The man is not only a fool but also a dangerous one at that. To take the age-old cancer of hate which infests our game and attempt to use it to further the commercial ambitions of the Old Firm is a bit like Diamond’s character itself, deeply unpleasant. According to the Diamond view of football, any sectarian chanting at his beloved Celtic Park or its mirror image in Govan has nothing to do with the Old Firm. It’s all St Johnstone’s/Motherwell’s/Whoever you support’s fault for not giving them a harder game. The poor souls can’t concentrate because the football’s no good, so they’ve got to sing party songs instead.

He should stick to his Daily Star column. After all, that is the natural home of great big tits.

As others see us

Since the SPL farce briefly overshadowed the saga of Beckham’s foot on UK national TV, several English colleagues have wanted to know more about the situation.
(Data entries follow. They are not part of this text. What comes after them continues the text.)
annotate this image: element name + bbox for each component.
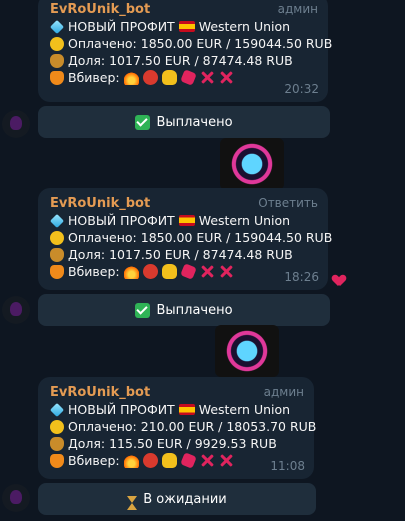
stop-sign-icon (179, 263, 197, 280)
fox-icon (50, 264, 64, 279)
money-mouth-face-icon (50, 36, 64, 51)
cross-mark-icon (200, 70, 215, 85)
message-1: EvRoUnik_bot админ НОВЫЙ ПРОФИТ Western … (38, 0, 332, 102)
fire-icon (123, 264, 139, 279)
reply-link[interactable]: Ответить (258, 196, 318, 210)
spain-flag-icon (178, 21, 195, 32)
bot-avatar[interactable] (2, 296, 30, 324)
wolf-sticker[interactable] (220, 138, 284, 190)
thumbs-up-icon (161, 70, 177, 85)
status-button[interactable]: Выплачено (38, 106, 330, 138)
stop-sign-icon (179, 69, 197, 86)
message-3: EvRoUnik_bot админ НОВЫЙ ПРОФИТ Western … (38, 377, 316, 479)
payment-method: Western Union (198, 213, 291, 228)
money-mouth-face-icon (50, 419, 64, 434)
thumbs-up-icon (161, 453, 177, 468)
share-line: Доля: 1017.50 EUR / 87474.48 RUB (50, 52, 318, 69)
status-button-label: В ожидании (143, 491, 227, 507)
admin-tag: админ (277, 2, 318, 16)
paid-line: Оплачено: 210.00 EUR / 18053.70 RUB (50, 418, 316, 435)
vbiver-label: Вбивер: (68, 70, 120, 85)
payment-method: Western Union (198, 402, 291, 417)
message-header: EvRoUnik_bot Ответить (50, 194, 318, 212)
cross-mark-icon (219, 70, 234, 85)
message-header: EvRoUnik_bot админ (50, 383, 304, 401)
diamond-icon (49, 213, 65, 228)
diamond-icon (49, 402, 65, 417)
angry-face-icon (142, 264, 158, 279)
message-time: 20:32 (284, 82, 319, 96)
vbiver-line: Вбивер: (50, 263, 318, 280)
wolf-sticker[interactable] (215, 325, 279, 377)
message-2: EvRoUnik_bot Ответить НОВЫЙ ПРОФИТ Weste… (38, 188, 332, 290)
message-bubble: EvRoUnik_bot админ НОВЫЙ ПРОФИТ Western … (38, 377, 316, 479)
cross-mark-icon (219, 264, 234, 279)
money-bag-icon (50, 436, 64, 451)
money-bag-icon (50, 247, 64, 262)
message-time: 11:08 (270, 459, 305, 473)
message-bubble: EvRoUnik_bot админ НОВЫЙ ПРОФИТ Western … (38, 0, 332, 102)
cross-mark-icon (219, 453, 234, 468)
status-button[interactable]: Выплачено (38, 294, 330, 326)
red-heart-icon[interactable] (333, 275, 345, 287)
share-line: Доля: 1017.50 EUR / 87474.48 RUB (50, 246, 318, 263)
profit-title: НОВЫЙ ПРОФИТ (68, 19, 175, 34)
status-button-label: Выплачено (156, 114, 233, 130)
admin-tag: админ (263, 385, 304, 399)
share-amount: Доля: 1017.50 EUR / 87474.48 RUB (68, 247, 293, 262)
hourglass-icon (127, 495, 138, 510)
message-header: EvRoUnik_bot админ (50, 0, 318, 18)
bot-avatar[interactable] (2, 484, 30, 512)
share-amount: Доля: 115.50 EUR / 9929.53 RUB (68, 436, 277, 451)
vbiver-line: Вбивер: (50, 69, 318, 86)
paid-amount: Оплачено: 1850.00 EUR / 159044.50 RUB (68, 230, 333, 245)
fox-icon (50, 70, 64, 85)
fire-icon (123, 453, 139, 468)
stop-sign-icon (179, 452, 197, 469)
spain-flag-icon (178, 404, 195, 415)
angry-face-icon (142, 70, 158, 85)
spain-flag-icon (178, 215, 195, 226)
fire-icon (123, 70, 139, 85)
paid-line: Оплачено: 1850.00 EUR / 159044.50 RUB (50, 35, 332, 52)
angry-face-icon (142, 453, 158, 468)
payment-method: Western Union (198, 19, 291, 34)
profit-title: НОВЫЙ ПРОФИТ (68, 213, 175, 228)
paid-line: Оплачено: 1850.00 EUR / 159044.50 RUB (50, 229, 332, 246)
money-mouth-face-icon (50, 230, 64, 245)
vbiver-label: Вбивер: (68, 453, 120, 468)
profit-title: НОВЫЙ ПРОФИТ (68, 402, 175, 417)
diamond-icon (49, 19, 65, 34)
bot-avatar[interactable] (2, 110, 30, 138)
share-amount: Доля: 1017.50 EUR / 87474.48 RUB (68, 53, 293, 68)
money-bag-icon (50, 53, 64, 68)
cross-mark-icon (200, 453, 215, 468)
check-mark-button-icon (135, 302, 151, 318)
sender-name[interactable]: EvRoUnik_bot (50, 2, 150, 17)
sender-name[interactable]: EvRoUnik_bot (50, 196, 150, 211)
sender-name[interactable]: EvRoUnik_bot (50, 385, 150, 400)
check-mark-button-icon (135, 114, 151, 130)
message-bubble: EvRoUnik_bot Ответить НОВЫЙ ПРОФИТ Weste… (38, 188, 332, 290)
status-button[interactable]: В ожидании (38, 483, 316, 515)
vbiver-line: Вбивер: (50, 452, 304, 469)
profit-line: НОВЫЙ ПРОФИТ Western Union (49, 212, 318, 229)
status-button-label: Выплачено (156, 302, 233, 318)
paid-amount: Оплачено: 210.00 EUR / 18053.70 RUB (68, 419, 317, 434)
profit-line: НОВЫЙ ПРОФИТ Western Union (49, 401, 304, 418)
cross-mark-icon (200, 264, 215, 279)
vbiver-label: Вбивер: (68, 264, 120, 279)
thumbs-up-icon (161, 264, 177, 279)
message-time: 18:26 (284, 270, 319, 284)
share-line: Доля: 115.50 EUR / 9929.53 RUB (50, 435, 304, 452)
paid-amount: Оплачено: 1850.00 EUR / 159044.50 RUB (68, 36, 333, 51)
fox-icon (50, 453, 64, 468)
profit-line: НОВЫЙ ПРОФИТ Western Union (49, 18, 318, 35)
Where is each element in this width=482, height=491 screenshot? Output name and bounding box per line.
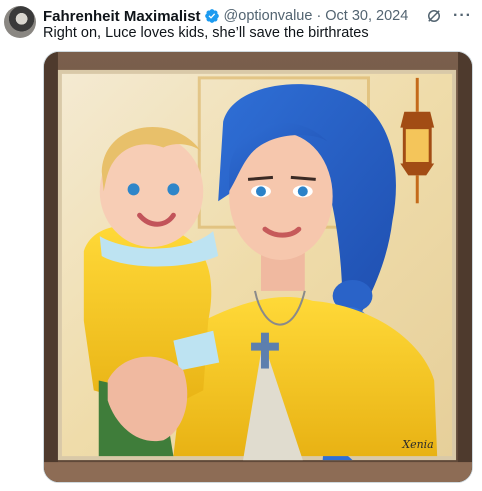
separator-dot: · [316, 8, 322, 24]
author-handle[interactable]: @optionvalue [224, 8, 313, 24]
tweet-header: Fahrenheit Maximalist @optionvalue · Oct… [43, 6, 472, 26]
tweet-image[interactable]: Xenia [43, 51, 473, 483]
author-name[interactable]: Fahrenheit Maximalist [43, 8, 201, 25]
more-icon[interactable]: ··· [453, 7, 472, 25]
grok-icon[interactable] [425, 7, 443, 25]
tweet-text: Right on, Luce loves kids, she’ll save t… [43, 25, 369, 41]
avatar[interactable] [4, 6, 36, 38]
tweet-date[interactable]: Oct 30, 2024 [325, 8, 408, 24]
signature: Xenia [401, 438, 433, 451]
tweet[interactable]: Fahrenheit Maximalist @optionvalue · Oct… [0, 0, 482, 491]
verified-badge-icon [204, 8, 220, 24]
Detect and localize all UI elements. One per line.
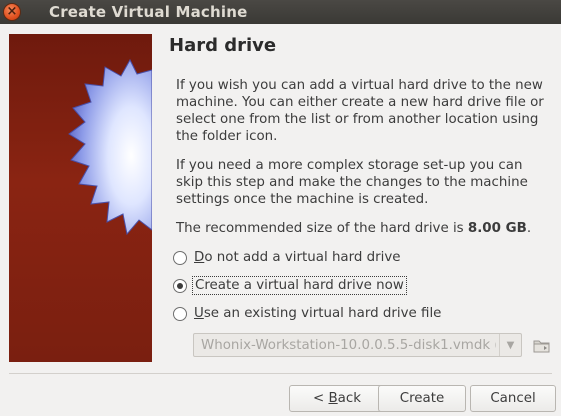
option-no-hard-drive[interactable]: Do not add a virtual hard drive: [173, 250, 401, 265]
option-existing-hard-drive[interactable]: Use an existing virtual hard drive file: [173, 306, 441, 321]
recommended-size-prefix: The recommended size of the hard drive i…: [176, 221, 468, 236]
close-icon: ×: [6, 4, 18, 19]
intro-paragraph: If you wish you can add a virtual hard d…: [176, 78, 544, 144]
folder-icon: [533, 340, 550, 353]
recommended-size-text: The recommended size of the hard drive i…: [176, 220, 551, 237]
advanced-storage-paragraph: If you need a more complex storage set-u…: [176, 158, 528, 207]
option-label: Create a virtual hard drive now: [192, 276, 407, 295]
dropdown-selected-value: Whonix-Workstation-10.0.0.5.5-disk1.vmdk…: [201, 337, 496, 353]
recommended-size-suffix: .: [526, 221, 532, 236]
window-title: Create Virtual Machine: [49, 3, 248, 21]
create-button[interactable]: Create: [378, 385, 466, 412]
radio-button[interactable]: [173, 250, 187, 265]
recommended-size-value: 8.00 GB: [467, 221, 527, 236]
cancel-button[interactable]: Cancel: [470, 385, 556, 412]
starburst-icon: [68, 58, 152, 236]
cancel-button-label: Cancel: [490, 391, 536, 406]
choose-file-button[interactable]: [533, 338, 551, 354]
existing-file-dropdown[interactable]: Whonix-Workstation-10.0.0.5.5-disk1.vmdk…: [193, 333, 522, 357]
wizard-side-image: [9, 34, 152, 362]
option-label: Do not add a virtual hard drive: [194, 250, 401, 265]
radio-button-selected[interactable]: [173, 278, 187, 293]
footer-separator: [9, 373, 552, 374]
close-button[interactable]: ×: [3, 3, 21, 21]
back-button-label: < Back: [313, 391, 361, 406]
option-create-hard-drive[interactable]: Create a virtual hard drive now: [173, 276, 407, 295]
page-heading: Hard drive: [169, 35, 277, 56]
back-button[interactable]: < Back: [289, 385, 385, 412]
radio-button[interactable]: [173, 306, 187, 321]
title-bar: × Create Virtual Machine: [0, 0, 561, 24]
option-label: Use an existing virtual hard drive file: [194, 306, 442, 321]
create-button-label: Create: [399, 391, 445, 406]
chevron-down-icon[interactable]: ▼: [499, 334, 521, 356]
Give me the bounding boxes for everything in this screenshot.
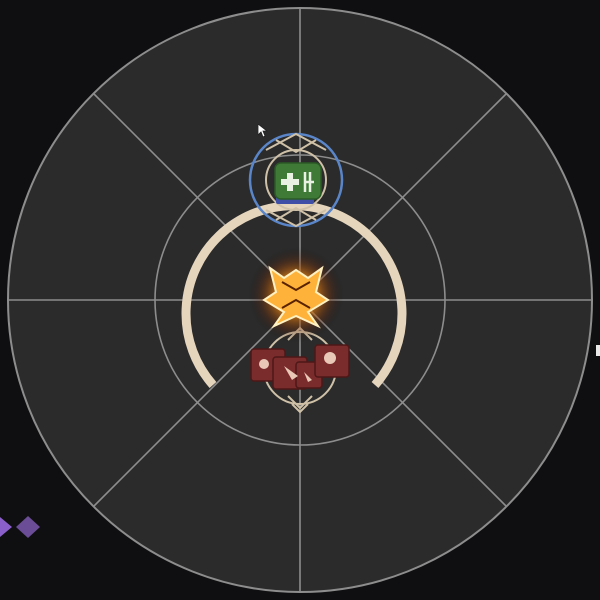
boss-marker [248,247,344,343]
mouse-cursor-icon [258,124,268,138]
party-diamond-icon-2 [16,516,40,538]
edge-tick [596,345,600,356]
party-marker-diamonds [0,516,40,538]
arena-radar [7,7,593,593]
party-diamond-icon-1 [0,517,12,537]
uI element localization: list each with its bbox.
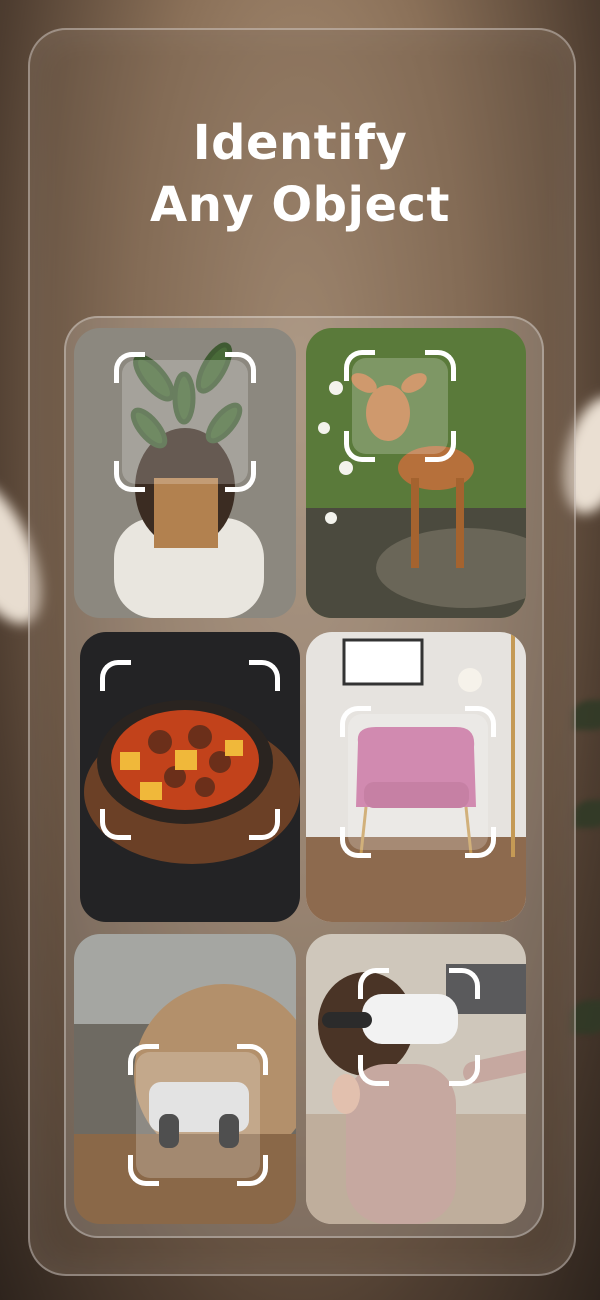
title-line-1: Identify <box>192 115 408 171</box>
example-tile-vr-headset <box>306 934 526 1224</box>
scan-frame-icon <box>344 350 456 462</box>
scan-frame-icon <box>114 352 256 492</box>
example-tile-armchair <box>306 632 526 922</box>
title-line-2: Any Object <box>150 177 450 233</box>
example-tile-plant <box>74 328 296 618</box>
example-tile-rally-car <box>74 934 296 1224</box>
example-tile-deer <box>306 328 526 618</box>
scan-frame-icon <box>358 968 480 1086</box>
background-leaf <box>572 700 600 730</box>
example-tile-stew <box>80 632 300 922</box>
page-title: Identify Any Object <box>0 112 600 236</box>
scan-frame-icon <box>128 1044 268 1186</box>
scan-frame-icon <box>100 660 280 840</box>
scan-frame-icon <box>340 706 496 858</box>
background-leaf <box>574 800 600 828</box>
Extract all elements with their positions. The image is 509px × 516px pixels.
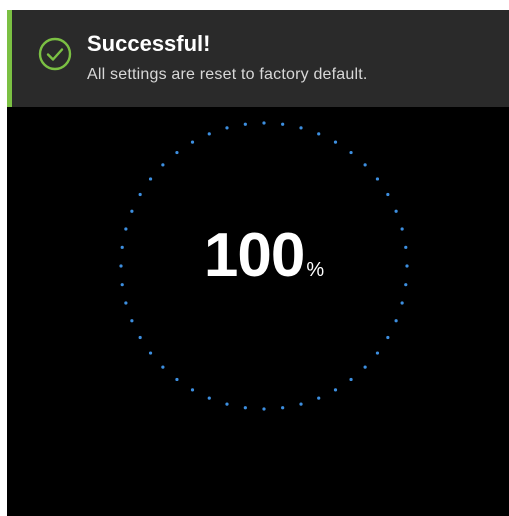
success-toast: Successful! All settings are reset to fa…: [7, 10, 509, 107]
progress-dot: [190, 140, 195, 144]
progress-dot: [394, 319, 398, 323]
toast-message: All settings are reset to factory defaul…: [87, 66, 368, 83]
progress-dot: [262, 407, 266, 411]
check-circle-icon: [38, 37, 72, 71]
progress-dot: [333, 388, 338, 392]
progress-dot: [130, 209, 134, 213]
progress-dot: [207, 132, 211, 136]
progress-dot: [262, 121, 266, 125]
progress-dot: [207, 396, 211, 400]
progress-dot: [190, 388, 195, 392]
progress-unit: %: [306, 259, 325, 281]
device-screen: Successful! All settings are reset to fa…: [7, 10, 509, 516]
progress-dot: [317, 132, 321, 136]
progress-dot: [243, 406, 247, 410]
progress-readout: 100%: [110, 220, 418, 291]
progress-dot: [243, 122, 247, 126]
progress-dot: [148, 351, 153, 355]
progress-dot: [138, 335, 142, 340]
progress-dot: [386, 192, 390, 197]
progress-dot: [375, 351, 380, 355]
progress-dot: [161, 365, 165, 369]
progress-dot: [363, 163, 367, 167]
progress-dot: [124, 301, 128, 305]
progress-dot: [349, 150, 353, 155]
progress-dot: [161, 163, 165, 167]
top-strip: [0, 0, 509, 10]
progress-dot: [299, 402, 303, 406]
progress-dot: [299, 126, 303, 130]
progress-dot: [349, 377, 353, 382]
progress-dot: [130, 319, 134, 323]
progress-dot: [386, 335, 390, 340]
progress-dot: [225, 402, 229, 406]
progress-dot: [363, 365, 367, 369]
progress-dot: [333, 140, 338, 144]
progress-dot: [375, 177, 380, 181]
progress-dot: [281, 406, 285, 410]
progress-dot: [175, 377, 179, 382]
progress-dot: [317, 396, 321, 400]
progress-dot: [225, 126, 229, 130]
progress-dot: [175, 150, 179, 155]
progress-dot: [400, 301, 404, 305]
toast-title: Successful!: [87, 31, 211, 56]
progress-value: 100: [203, 221, 305, 290]
progress-dot: [138, 192, 142, 197]
progress-dot: [281, 122, 285, 126]
progress-dot: [394, 209, 398, 213]
progress-dot: [148, 177, 153, 181]
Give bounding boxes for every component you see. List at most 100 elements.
When asked what the standard of football was like I asked them to imagine that there were only 12 clubs in the English Premiership.

To give them a flavour of life north of the border, I asked them which clubs would win such a League if these were the teams involved:

Man Utd, Arsenal, Charlton, Millwall, Bolton, Wimbledon, Sheff Wed, Sheff Utd, Burnley, Grimsby, Rotherham, Swindon.

Naturally, only the first two were quoted as title contenders. I then asked my colleagues, on the assumption that they were not supporters of any of the clubs concerned, which of the others they would pay to watch on TV?

I’m still waiting for anyone to get back to me.